Every relationship has multiple aspects, and they will differ depending on the type of relationship, the intensity, and more, but we are finding that integrity is more critical than ever.
There are four things that many of the others fall under without which a relationship simply cannot sustain itself, and that – for me – help define integrity. This is true for ALL relationships – it doesn’t matter if this is business, marriage, friendship, or even family! Without all four foundations a relationship will fail, sooner or later.
Learn to apply these in every aspect of your life and you’ll see a difference. All of them are vital, but the last is the most critical – and the most often missing – because the rest all depend upon it.
So what are they?
A Form of Love or Respect – a Basis
All relationships have to be based on something, to have a heart, and you cannot even have a simple business relationship or partnership if you don’t respect the other in the relationship – or if they don’t respect you. With closer relationships, there may also be fondness, deep regard, or love – but if you don’t even have basic respect for someone, why do you have a relationship with them? And how long do you think that will last?
Being honest to yourself and others is vital for a relationship’s stability. This doesn’t necessarily mean telling everything without diplomacy, but it means not misleading others, being direct where it’s needed; having transparency where required, being deserving of trust. If you are not honest, trust will quickly evaporate and the relationship will fail. People don’t want to marry or do business with dishonest people. It’s an old cliché, but it’s actually true: Honesty IS the best policy in relationship terms, because it signifies respect or love, and it is both justified by and inspires trust.
Hand in hand with honesty goes trust. Trust is vital – sustainable, beneficial relationships are mutual, with give and take. How can you do either if you cannot trust the other person? Trust is a concept that is both active and passive. People feel they have to earn trust, but also you should, unless given a specific reason not to, trust someone you respect and have formed a relationship with on a mutual basis of respect. This is a part of risk and reward, and justification for honesty. If you trust someone, respect someone, and you’re both honest, you will collaborate optimally in whatever you do.
So, what is the fourth? This most critical of all?
The basis of everything we do together?
Without communication, you cannot express respect, love, honesty, trust, teaching, learning, feedback, a multitude of other things. And yet, communication is where we most often fail; in business, in marriage, in friendship, in family. The importance of clear, mutual communication based on respect, trust and honesty cannot be understated. It is the principle foundation upon which all relationships are constructed, and upon which the other foundations depend. It’s also the least clear, because individuality, context, assumption, mental patterns and traditions, and much more that I speak of in other articles and posts skews it, so we are very often communicating together on different levels even when we want to be aligned.
No wonder mistakes are made so often! Communication is probably the most crucial to understand or fix before any others. It’s quite literally how you interface with all other humans, and will define how a relationship works.
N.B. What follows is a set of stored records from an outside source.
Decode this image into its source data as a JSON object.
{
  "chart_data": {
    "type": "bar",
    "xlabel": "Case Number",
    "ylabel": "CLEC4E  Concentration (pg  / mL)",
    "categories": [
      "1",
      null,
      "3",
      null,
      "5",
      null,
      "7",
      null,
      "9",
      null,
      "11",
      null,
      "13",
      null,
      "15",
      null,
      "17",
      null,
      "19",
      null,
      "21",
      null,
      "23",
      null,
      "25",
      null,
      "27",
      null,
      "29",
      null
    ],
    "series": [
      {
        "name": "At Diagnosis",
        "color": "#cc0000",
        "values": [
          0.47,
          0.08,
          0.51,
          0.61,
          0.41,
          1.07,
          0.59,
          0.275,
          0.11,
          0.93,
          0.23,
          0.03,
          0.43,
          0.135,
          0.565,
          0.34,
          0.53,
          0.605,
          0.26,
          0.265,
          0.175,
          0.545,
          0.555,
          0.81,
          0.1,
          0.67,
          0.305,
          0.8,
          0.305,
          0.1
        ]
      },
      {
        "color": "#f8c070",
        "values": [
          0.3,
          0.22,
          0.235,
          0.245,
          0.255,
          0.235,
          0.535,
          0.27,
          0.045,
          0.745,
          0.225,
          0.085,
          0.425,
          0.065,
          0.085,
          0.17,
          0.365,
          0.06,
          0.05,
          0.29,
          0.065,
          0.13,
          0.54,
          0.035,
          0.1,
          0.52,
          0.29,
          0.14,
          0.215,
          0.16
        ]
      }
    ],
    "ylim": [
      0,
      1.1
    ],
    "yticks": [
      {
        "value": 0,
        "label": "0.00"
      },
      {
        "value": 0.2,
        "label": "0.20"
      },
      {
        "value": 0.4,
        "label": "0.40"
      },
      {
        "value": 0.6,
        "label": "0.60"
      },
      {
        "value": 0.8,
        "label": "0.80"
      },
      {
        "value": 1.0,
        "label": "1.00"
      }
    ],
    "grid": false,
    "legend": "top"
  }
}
True communication is also based on discourse, not one-way instruction, which is easier – and modern management has fallen into a very tempting pattern of dictation and expectation as a result. For ideas on learning to listen and accept other communication, have a read of 3 Things You Can Do To Immediately Enhance Your Leadership.
So, these are (for want of a better title!) Chris’s Four Foundations of Sustainable Relationships. It doesn’t matter who we are – base a relationship upon these principles, and it has a good chance of being extremely mutually rewarding. Miss one, and it’s likely to fail.